My confusion would have probably bottled up that way had it not been for one evening last week, when my chikkamma initiated, and my family reciprocated a desire to come together to celebrate her life. It was unspoken, the invitation merely asking whether we wanted to get-together over Zoom, but it was apparent. We were there to talk about the Big A, matriarch of our homes and hearts. I dreaded this a bit initially. Our family Zoom calls are not known for being focussed. We are all over the place, even when we’re in the same city, and seeing each other on the screen is usually a wonderful opportunity to catch-up to each other’s lives in what I term ‘not-so-private bilaterals’. We did a few of these during the early parts of the pandemic, prompted by different members in the troupe. Those were planned to be focussed sessions too, in particular to relive nostalgic moments from family trips. They only partially accomplished that aim, the remainder time spent in parallel conversations across the board about what everyone is up to.

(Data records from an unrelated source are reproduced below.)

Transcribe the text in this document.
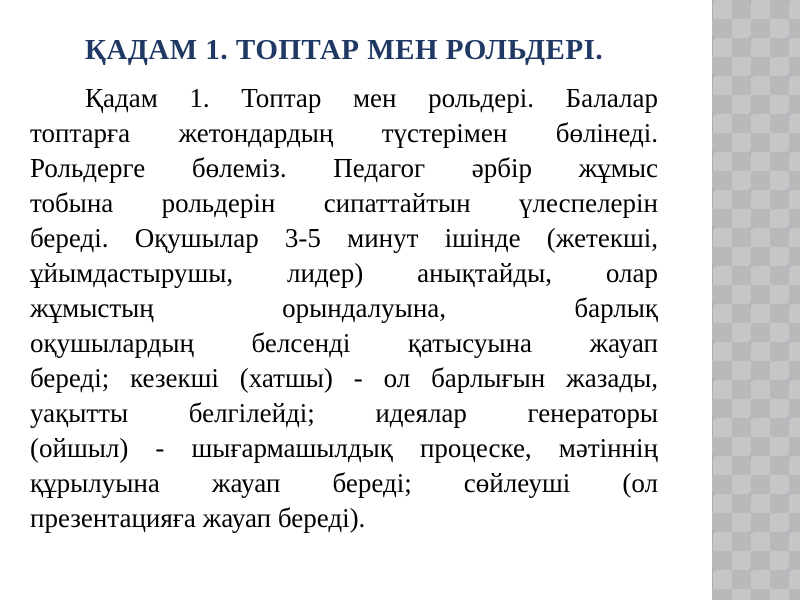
ҚАДАМ 1. ТОПТАР МЕН РОЛЬДЕРІ.
Қадам 1. Топтар мен рольдері. Балалар
топтарға жетондардың түстерімен бөлінеді.
Рольдерге бөлеміз. Педагог әрбір жұмыс
тобына рольдерін сипаттайтын үлеспелерін
береді. Оқушылар 3-5 минут ішінде (жетекші,
ұйымдастырушы, лидер) анықтайды, олар
жұмыстың орындалуына, барлық
оқушылардың белсенді қатысуына жауап
береді; кезекші (хатшы) - ол барлығын жазады,
уақытты белгілейді; идеялар генераторы
(ойшыл) - шығармашылдық процеске, мәтіннің
құрылуына жауап береді; сөйлеуші (ол
презентацияға жауап береді).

I was also skeptical because fiction books often use the trope of a “celebration-of-life” event as being an instantaneous healer for grief. As though the one collection and consolidation of memories from a whole life lived out would rid a human being of the heaviness they feel from within. In books I have read where these events do not offer resolution, the plot meanders and carries on with someone’s passing merely being a subplot to aid character development and growth. If life mirrored literature, this would have felt nearly perverse, particularly given that this sentinel of a woman had not just lived through births and deaths of human beings, but of entire nation-States themselves.

So it was that I turned up on Zoom, neatly dressed, feelings very much clogged. I only knew her for 23 years. Her children knew her for over 70. We hung around, and tried chatting about other things briefly, but chikkamma moderated the call so well, that she verbalised everyone’s emotions in asking one of my grandmothers to read out a prayer in Sanskrit, composed especially as an ode to Big Ajji’s life. My own mother read it out to me some time ago, but hearing the depth of meaning started to release some of what I was feeling inside – till it all came spilling out when it was ordained that we’d go around sharing our memories of Ajji till everyone had their turn, starting from the youngest on call.

And as I heard everyone chat, there was a lightness that started to lift all these thoughts swirling in my head about Big Ajji’s passing and the loss of a generation when I trace my direct lineage. I recognised and acknowledged that I did indeed feel grief, and I was actually grieving in the back of my head. I realised I needed to be with family to overcome that, and have the opportunity to see people who may have felt similar things, or different things, or experienced their grief their own way – all bound by this incredible woman who saw us all from infancy through to the large humans we have become.

So it appears that life does mirror literature in some respects. Celebrations of life do help. I’m certain Big Ajji would have had a chuckle at the fact that we all got together to talk about her. She enjoyed when we did that in front of her. No wonder then that we were on our best behaviour in her presence, and so we were in her absence. Even the internet cooperated. I have no doubt she orchestrated it all, pulling some strings up from where she is now – to impart one more lesson.

I know she passed peacefully, having lived a life of total acceptance and grace. And some naughtiness too. No wonder then, the entire time on call, I imagined her calling out to me, If we are all together, where’s the cake?